Pour celles et ceux qui ne seraient pas au courant, Canal Plus a zappé Zéro. Au placard, le Vrai Journal. Mais notre ami Karl n’a pas dit son dernier mot. Il ressuscite et revient sur les (grands) écrans avec un « docu-marrant » sur Jacques Chirac, avec Jaques Chirac, à un an des élections présidentielles. Coup d’éclat ou coup d’État? Dans la peau de Jacques Chirac n’est pas un film politique, ce n’est pas non plus un film de propagande. L’insolence de Zéro ne va malheureusement pas plus loin que le dépoussiérage de vieilles bobines et l’habile bidouillage lexical. Le film tient tout de même une promesse: on rit pendant près d’une heure et demie. Et cependant, l’irrévérence serait-elle devenue politiquement correcte?

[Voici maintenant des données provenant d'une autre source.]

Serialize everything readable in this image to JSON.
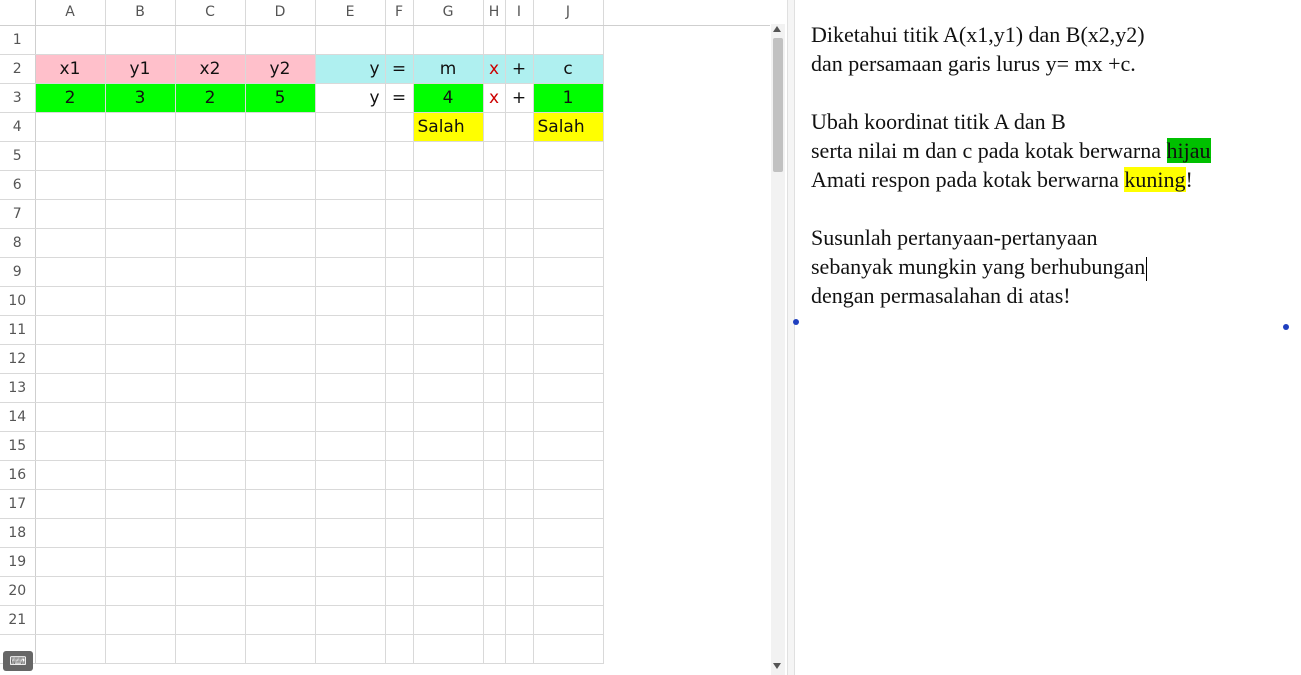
{
  "sheet": {
    "columns": [
      "A",
      "B",
      "C",
      "D",
      "E",
      "F",
      "G",
      "H",
      "I",
      "J"
    ],
    "rows": [
      "1",
      "2",
      "3",
      "4",
      "5",
      "6",
      "7",
      "8",
      "9",
      "10",
      "11",
      "12",
      "13",
      "14",
      "15",
      "16",
      "17",
      "18",
      "19",
      "20",
      "21"
    ],
    "row2": {
      "A": "x1",
      "B": "y1",
      "C": "x2",
      "D": "y2",
      "E": "y",
      "F": "=",
      "G": "m",
      "H": "x",
      "I": "+",
      "J": "c"
    },
    "row3": {
      "A": "2",
      "B": "3",
      "C": "2",
      "D": "5",
      "E": "y",
      "F": "=",
      "G": "4",
      "H": "x",
      "I": "+",
      "J": "1"
    },
    "row4": {
      "G": "Salah",
      "J": "Salah"
    },
    "colors": {
      "header_pink": "#ffc0cb",
      "header_cyan": "#aff0f0",
      "input_green": "#00ff00",
      "feedback_yellow": "#ffff00",
      "var_red": "#cc0000"
    }
  },
  "keyboard_button": {
    "icon": "keyboard-icon"
  },
  "text_panel": {
    "lines": [
      "Diketahui titik A(x1,y1) dan B(x2,y2)",
      "dan persamaan garis lurus y= mx +c.",
      "Ubah koordinat titik A dan B",
      "serta nilai m dan c pada kotak berwarna ",
      "hijau",
      "Amati respon pada kotak berwarna ",
      "kuning",
      "!",
      "Susunlah pertanyaan-pertanyaan",
      "sebanyak mungkin yang berhubungan",
      "dengan permasalahan di atas!"
    ],
    "colors": {
      "green": "#00c000",
      "yellow": "#ffff00"
    }
  }
}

Quelle est la différence entre Jacques Chirac et Jean-Paul Belmondo selon Karl Zéro? Comme Belmondo, Jacques Chirac est un grand acteur, mais c’est en fin de carrière qu’il a fait À bout de souffle nous dit-on. Tiens, parlons-en du souffle. Car dès les premières images du film, une question s’impose: comment Zéro va-t-il sortir du zapping impertinent et tenir une heure et demie? La marmite politique du trublion de Canal Plus peut-elle échapper au piège d’un tel pari, à l’effet «best of»?

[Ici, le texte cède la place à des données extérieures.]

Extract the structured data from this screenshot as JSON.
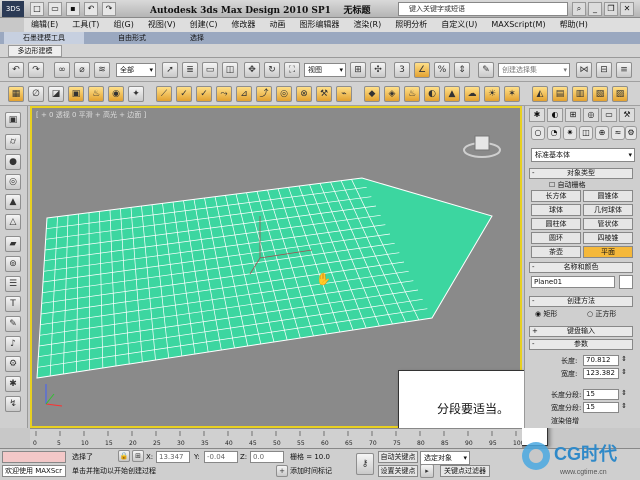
{
  "app": {
    "title": "Autodesk 3ds Max Design 2010 SP1",
    "doc": "无标题",
    "search_placeholder": "键入关键字或短语",
    "logo": "3DS"
  },
  "menu": [
    "编辑(E)",
    "工具(T)",
    "组(G)",
    "视图(V)",
    "创建(C)",
    "修改器",
    "动画",
    "图形编辑器",
    "渲染(R)",
    "照明分析",
    "自定义(U)",
    "MAXScript(M)",
    "帮助(H)"
  ],
  "ribbon": {
    "tabs": [
      "石墨建模工具",
      "自由形式",
      "选择"
    ],
    "subtab": "多边形建模"
  },
  "toolbar": {
    "filter": "全部",
    "refcoord": "视图",
    "named_sel": "创建选择集"
  },
  "viewport": {
    "label": "[ + 0 透视 0 平滑 + 高光 + 边面 ]",
    "overlay": "分段要适当。"
  },
  "panel": {
    "dropdown": "标准基本体",
    "rollouts": {
      "object_type": "对象类型",
      "autogrid": "自动栅格",
      "name_color": "名称和颜色",
      "creation": "创建方法",
      "keyboard": "键盘输入",
      "params": "参数"
    },
    "primitives": [
      "长方体",
      "圆锥体",
      "球体",
      "几何球体",
      "圆柱体",
      "管状体",
      "圆环",
      "四棱锥",
      "茶壶",
      "平面"
    ],
    "object_name": "Plane01",
    "creation_methods": [
      "矩形",
      "正方形"
    ],
    "length_label": "长度:",
    "length": "70.812",
    "width_label": "宽度:",
    "width": "123.382",
    "lsegs_label": "长度分段:",
    "lsegs": "15",
    "wsegs_label": "宽度分段:",
    "wsegs": "15",
    "render_mult": "渲染倍增",
    "scale_label": "缩放:"
  },
  "timeline": {
    "ticks": [
      "0",
      "5",
      "10",
      "15",
      "20",
      "25",
      "30",
      "35",
      "40",
      "45",
      "50",
      "55",
      "60",
      "65",
      "70",
      "75",
      "80",
      "85",
      "90",
      "95",
      "100"
    ]
  },
  "status": {
    "welcome": "欢迎使用 MAXScr",
    "selected": "选择了",
    "prompt": "单击并拖动以开始创建过程",
    "x_label": "X:",
    "x": "13.347",
    "y_label": "Y:",
    "y": "-0.04",
    "z_label": "Z:",
    "z": "0.0",
    "grid": "栅格 = 10.0",
    "add_time_tag": "添加时间标记",
    "autokey": "自动关键点",
    "setkey": "设置关键点",
    "selected_obj": "选定对象",
    "key_filter": "关键点过滤器"
  },
  "watermark": {
    "brand": "CG时代",
    "url": "www.cgtime.cn"
  }
}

Karl Zéro et son complice Michel Royer sont des petits malins. Car, il ne s’agit pas d’évoquer chronologiquement la longue carrière de Chirac -ce serait trop simple et peu drôle-, il s’agit plutôt de travailler par associations d’idées ou de mots. Dans la peau de Jacques Chirac se présente comme un petit guide satirique de la prise de pouvoir en quelques leçons. Ainsi voit-on, grâce aux images d’archives, un Chirac brossant les électeurs dans le sens du poil, caressant son ego à coups de bains de foule et de tape-menottes (poignées de mains, dans le langage du journaliste). Audaces lexicales, lapsus et split-screens s’enchaînent, Chirac est au sommet, Chirac est dans la tourmente, Chirac est en campagne ou à la campagne. Succès, échecs et contradictions.
Quel est le parti pris des réalisateurs? Nos deux journalistes annoncent la couleur. La politique est un spectacle et Jacques Chirac, un grand acteur. Comment, dès lors, éviter l’outrage et la diffamation? Le film s’affiche comme une fausse autobiographie, une confession. Karl Zéro en écrit le monologue, Michel Royer plonge dans les archives de la télévision et nous donne à voir une série de pépites. Puis, Didier Gustin prête sa voix au commentaire off des séquences. Et l’on retrouve l’insolence rustique de Monsieur Karl Zéro: fragiles du tympan, sachez que la voix-off aux accents chiraquiens va vous bercer à coups d’« emmerdements » et de « ça vous troue le cul, hein? ». Enfin, par le travail de montage, par la collision entre texte et images, on organise une partie de ping-pong entre fiction et vérité en faisant croire à l’authenticité de la démarche: les images ne sont pas truquées. La voix de Didier Gustin imitant Chirac instaure une complicité et une fausse proximité avec le spectateur. L’effet comique provoqué par le commentaire favorise l’empathie du public et attribue au personnage une fausse humanité. Car qu’est-ce qui est risible dans ce docu-marrant finalement plus plaisant que sincère? C’est le regard que porte le faux Chirac (la voix) sur le vrai (l’image non truquée et néanmoins fausse car filtrée par les caméras, mais là, ça devient compliqué!).
Derrière ces petites manipulations, ce qui frappe et reste étonnamment fascinant, c’est le rapport que ce film cousu d’archives instaure avec le temps. De 1967 à 2006, le personnage, l’acteur Chirac est resté égal à lui-même. Le scénario médiatisé de sa vie publique est une histoire à répétitions dans laquelle le passé nous paraît étrangement contemporain.